CourtUtah Supreme Court

APPEAL from District Court, Third District; C. W. Morse, Judge.

Action by Margaret Miller and others against Elizabeth Livingston as administratrix of Margaret Miller, deceased, and individually. From a judgment for defendant, plaintiffs appeal.

REVERSED, AND NEW TRIAL GRANTED.

James D. Pardee for appellants.

A circumstance to be considered was the confidential relation existing between the testator and devisee, and also the unnaturalness and injustice of disinheriting his children whom he loved and always calculated to provide for. Such circumstances and others that appear from the testimony throw the burden upon the proponents. (29 Am. and Eng. Ency of Law, 113, 114; Underhill on Wills, par. 137; Dalfield v. Parish, 25 N.Y. 35; Bush v. Delano, 71, N.W. [Mich.] 629; England v. Fawbush, 204 Ill. 384.)

"That if a party writes or prepares a will under which he takes a benefit, that is a circumstance which generally ought to excite the suspicion of the court, and calls upon it to be vigorous and zealous in examining the evidence in support of the will, in favor of which it ought not to pronounce unless the suspicion is removed and it is judicially satisfied that the paper propounded does express the true will of the deceased." To the same effect are the following cases: In the Matter of the Will of Smith, 95 N.Y. 216, 523; Hughes v. Meredith, 24 Ga. 325; Montague v. Allen's Executors, 78 Va. 592; Coffin v. Coffin, 23 N.Y. 9; Cuthbertson's Appeal, 97 Pa. State 163; Marx v. McGlin, 88 N.Y. 358; Yeardley v. Cuthbertson, 108 Pa. State 395, 457; Lynch v. Clements, 24 N.J. Eq. 431, 435; Gay v. Gillian, 92 Mo. 250; Hartman v. Strickler, 82 Va. 225, 227, 238; Crystal v. Dubois, 4th Barber 393, 398; Tyler v. Gardner, 25 N.Y. 559; Lee v. Dill, 11 Abbott's Practice 214; Lake v. Ranney, 33 Barb. 49; Bergen v. Udall, 31 Barb. 9, 25; Burt v. Nolan, 1 Dem. 436; Matter of Western, 60 Hun 298; Harvey v. Sutters, 46 Mo. 147; McLaughlin v. McDevitt, 63 N.Y. 213; Brick v. Brick, 66 N.Y. 144.

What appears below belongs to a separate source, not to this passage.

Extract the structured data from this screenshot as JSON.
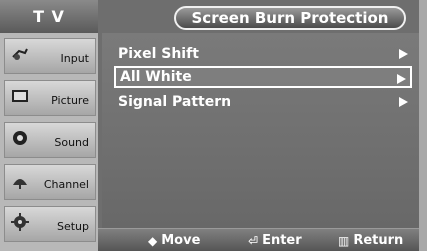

The declarations and admissions of a sole devisee under a will are competent evidence. (29 Am. and Eng. Ency of Law 119; Underhill, par. 163; Samuels' Appeal, 54 Conn. 108; Morse v. Stokes, 21 Ga. 552; Wilbur v. Wilbur, 138 Ill. 436; Horne v. Pullman, 10 Hun 471; Crocker v. Chase's Estate, 57 Vermont 413; Gordon v. Burris, 141 Mo. 602.)

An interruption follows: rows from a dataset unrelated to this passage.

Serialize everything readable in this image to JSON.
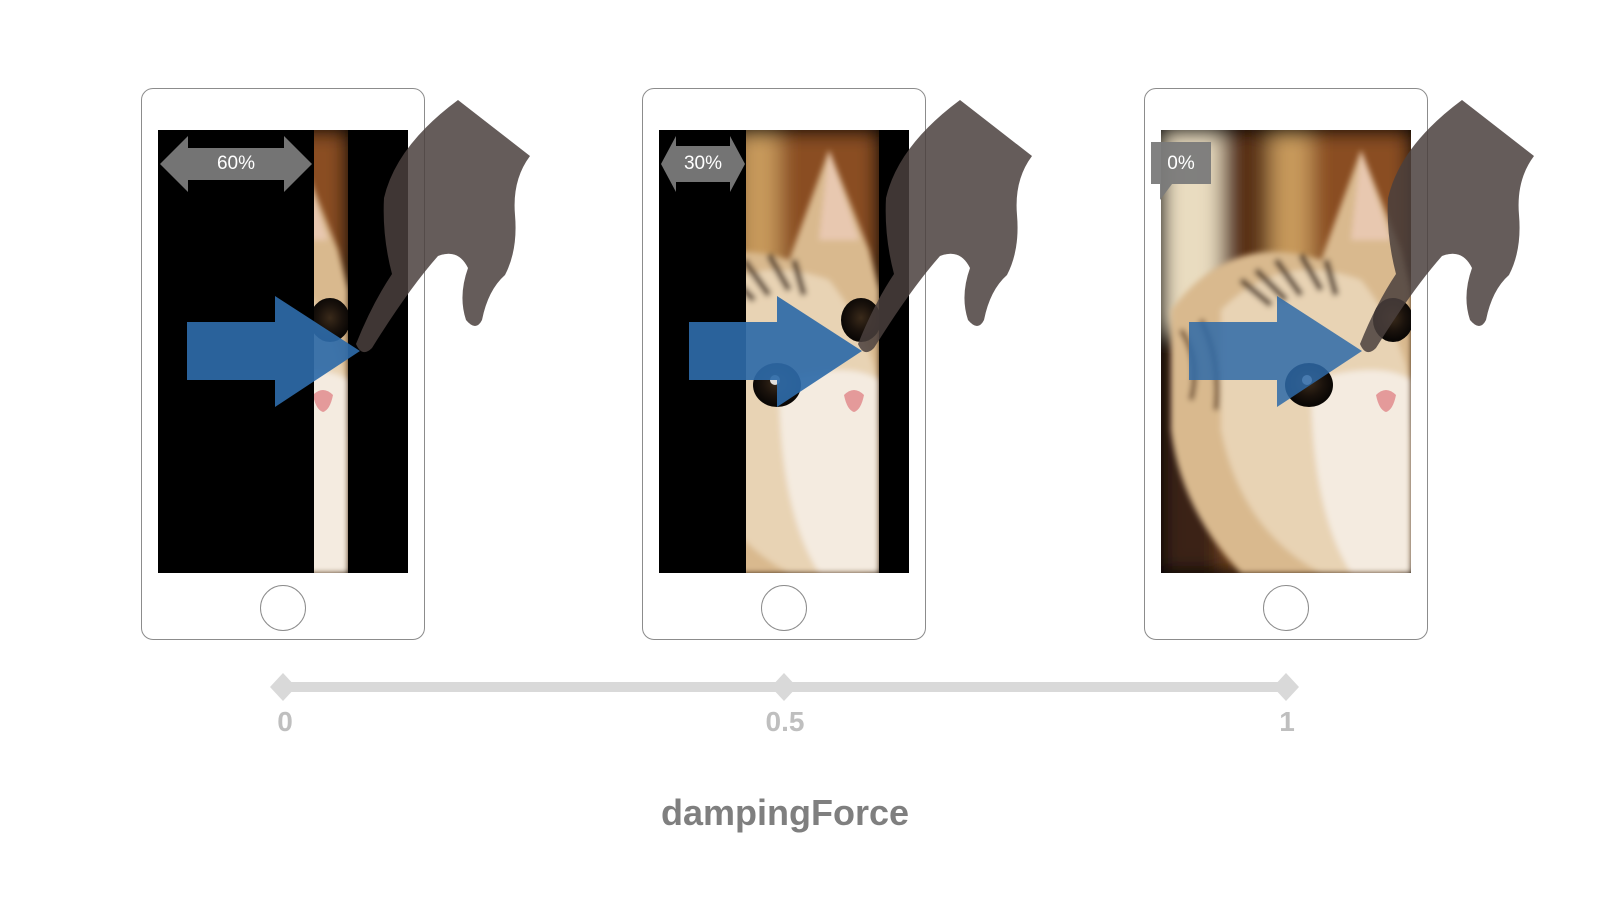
{
  "panels": [
    {
      "badge": "60%",
      "damping": 0,
      "black_fraction": 0.6
    },
    {
      "badge": "30%",
      "damping": 0.5,
      "black_fraction": 0.3
    },
    {
      "badge": "0%",
      "damping": 1,
      "black_fraction": 0.0
    }
  ],
  "axis": {
    "ticks": [
      "0",
      "0.5",
      "1"
    ],
    "title": "dampingForce"
  },
  "colors": {
    "arrow": "#2e6aa8",
    "hand": "#4a403d",
    "badge": "#7a7a7a",
    "axis_line": "#d9d9d9",
    "tick_text": "#bfbfbf",
    "title_text": "#7f7f7f"
  },
  "icons": [
    "smartphone-icon",
    "right-arrow-icon",
    "pointing-hand-icon",
    "double-arrow-icon",
    "callout-icon"
  ]
}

The court erred in sustaining the objection to question 15 asked of Mrs. McIntosh, as set out in assignment 12. The question was, "State all you know as to what Mr. Miller said about providing for his children after his death." This question was competent and material and shows what Mr. Miller's intentions were about providing for his children in his will and as showing what his state of mind was when the will was executed, for the reason that the declarations of a testator made before or after the execution of his will are admissible to prove undue influence or to show the condition of his mind. (Underhill, par. 161; 29 Am. and Eng. Ency. of Law, 117, 118, 119; Matter of Calkins, 112 Cal. 296; Waterman v. Whitney, 11 N.Y. 157; Shailer v. Burnstead, 99 Mass. 112; Haynes v. Haydn, 95 Mich. 332; Hayes v. West, 37 Ind. 21; Middledich v. Williams, 45 N.J. Eq. 726; Bates v. Bates, 27 Iowa 111; Roberts v. Bidwell, 98 N.W. 1000; Revard v. Revard, 109 Mich. 98; Hayes v. West, 37 Ind. 21; Mallory v. Young, 94 Ga. 804; Cochran v. Cochran, 17 Ill.App. 604; In re'Clark, 40 Hun 233; Canada's Appeal 47 Conn. 450; Mooney v. Olson, 22 Kas. 69; Baylen v. Muker, 28 N. J. Law 274.) Declarations of testator made after will and while under no influence, are admissible for the purpose of showing undue influence. (Cogheld v. Kennedy, 24 S. R. 452; Ball v. Cain, 39 A. 778; Moore v. Gibbons, 54 Ill. Appeal, 163; Primer v. Primer, 75 Iowa 415; Bush v. Delano, 71 N.W. R. The Estate of Goldthrope, 58 Am. St. 400. Underhill, par. 61, and cases cited in note on page 227.)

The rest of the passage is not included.